In addition to the information set out in rule 19.58, the announcement of a discloseable transaction, major transaction, very substantial disposal, very substantial acquisition, extreme transaction or reverse takeover must contain at least brief details of the following:—

(1) the general nature of the transaction including, where the transaction involves securities, details of any restrictions which apply to the subsequent sale of such securities;
(2) brief details of the asset(s) being acquired or disposed of, including the name of any company or business or the actual assets or properties where relevant and, if the assets include securities, the name and general description of the activities of the company in which the securities are or were held;
(3) in the case of a disposal:—
(a) details of the gain or loss expected to accrue to the listed issuer and the basis for calculating this gain or loss. Where the listed issuer expects to recognise in its income statement a gain or loss different from the disclosed gain or loss, the reason for the difference must be explained.
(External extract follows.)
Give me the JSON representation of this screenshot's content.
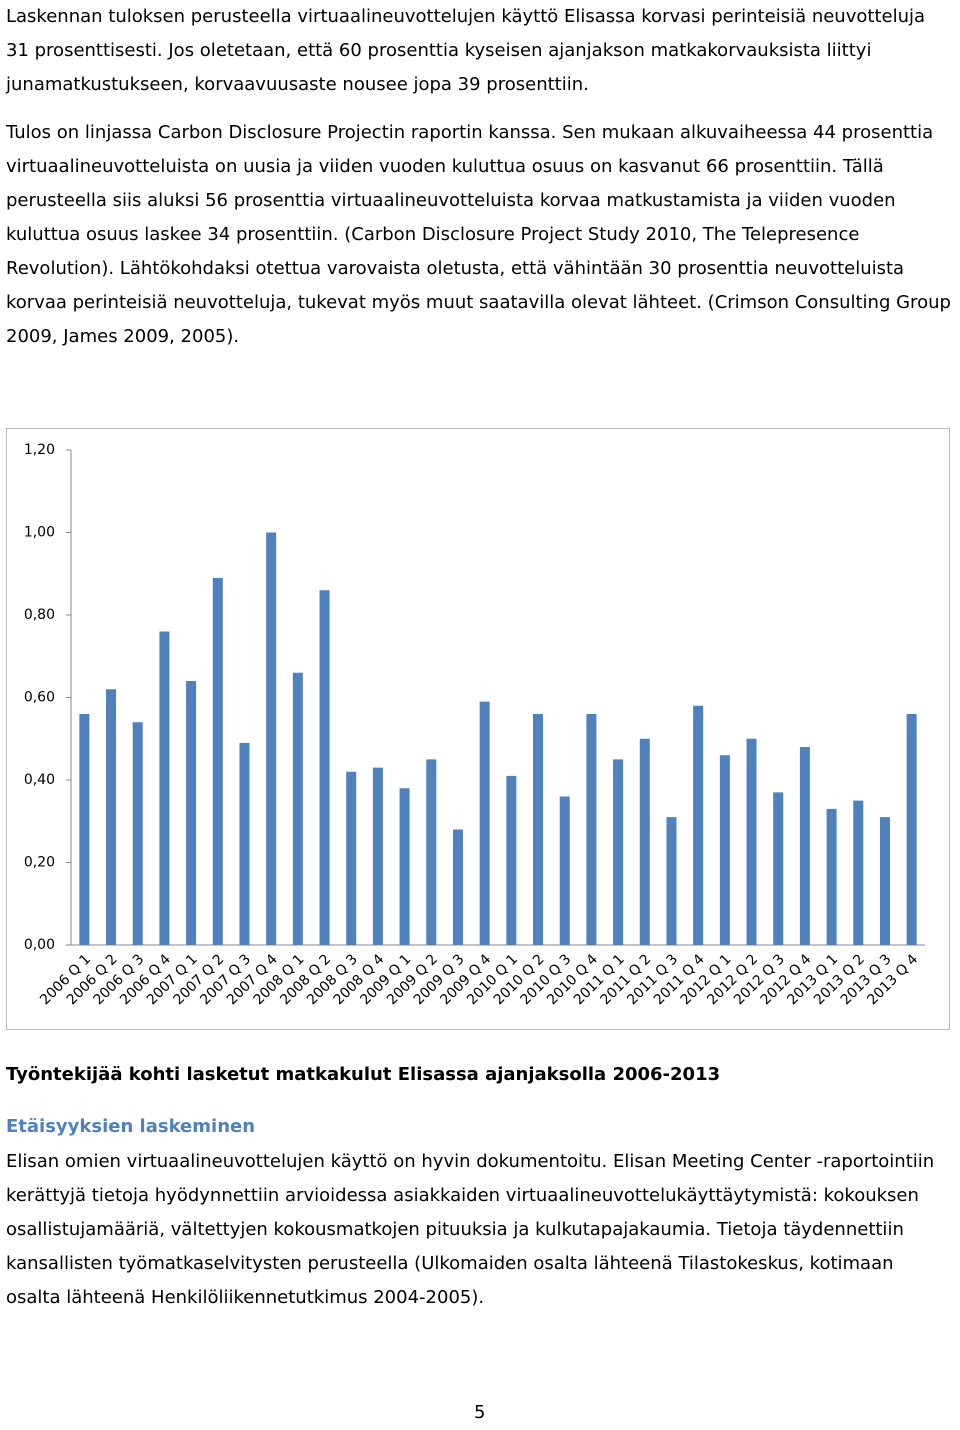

The gain or loss is to be calculated by reference to the carrying value of the assets in the accounts; and
(b) the intended application of the sale proceeds;
(4) if the transaction involves an issue of securities for which listing will be sought, the announcement must also include:
(a) a statement that the announcement appears for information purposes only and does not constitute an invitation or offer to acquire, purchase or subscribe for the securities; and
(b) a statement that application has been or will be made to the Exchange for the listing of and permission to deal in the securities;
(5) where the transaction is a major transaction approved or to be approved by way of written shareholders' approval from a shareholder or a closely allied group of shareholders pursuant to rule 19.44, details of the shareholder or the closely allied group of shareholders (as the case may be), including the name of the shareholder(s), the number of securities held by each such shareholder and the relationship between the shareholders;
(6) if the transaction involves a disposal of an interest in a subsidiary by a listed issuer, a declaration as to whether the subsidiary will continue to be a subsidiary of the listed issuer following the transaction; and
(7) in the case of a major transaction, a very substantial disposal, a very substantial acquisition or a reverse takeover, the expected date of despatch of the circular and if this is more than 15 business days after the publication of the announcement, the reasons why this is so.

Note: If there is expected to be delay in despatch of the circular, the listed issuer must as soon as practicable publish a further announcement in accordance with rule 19.36A.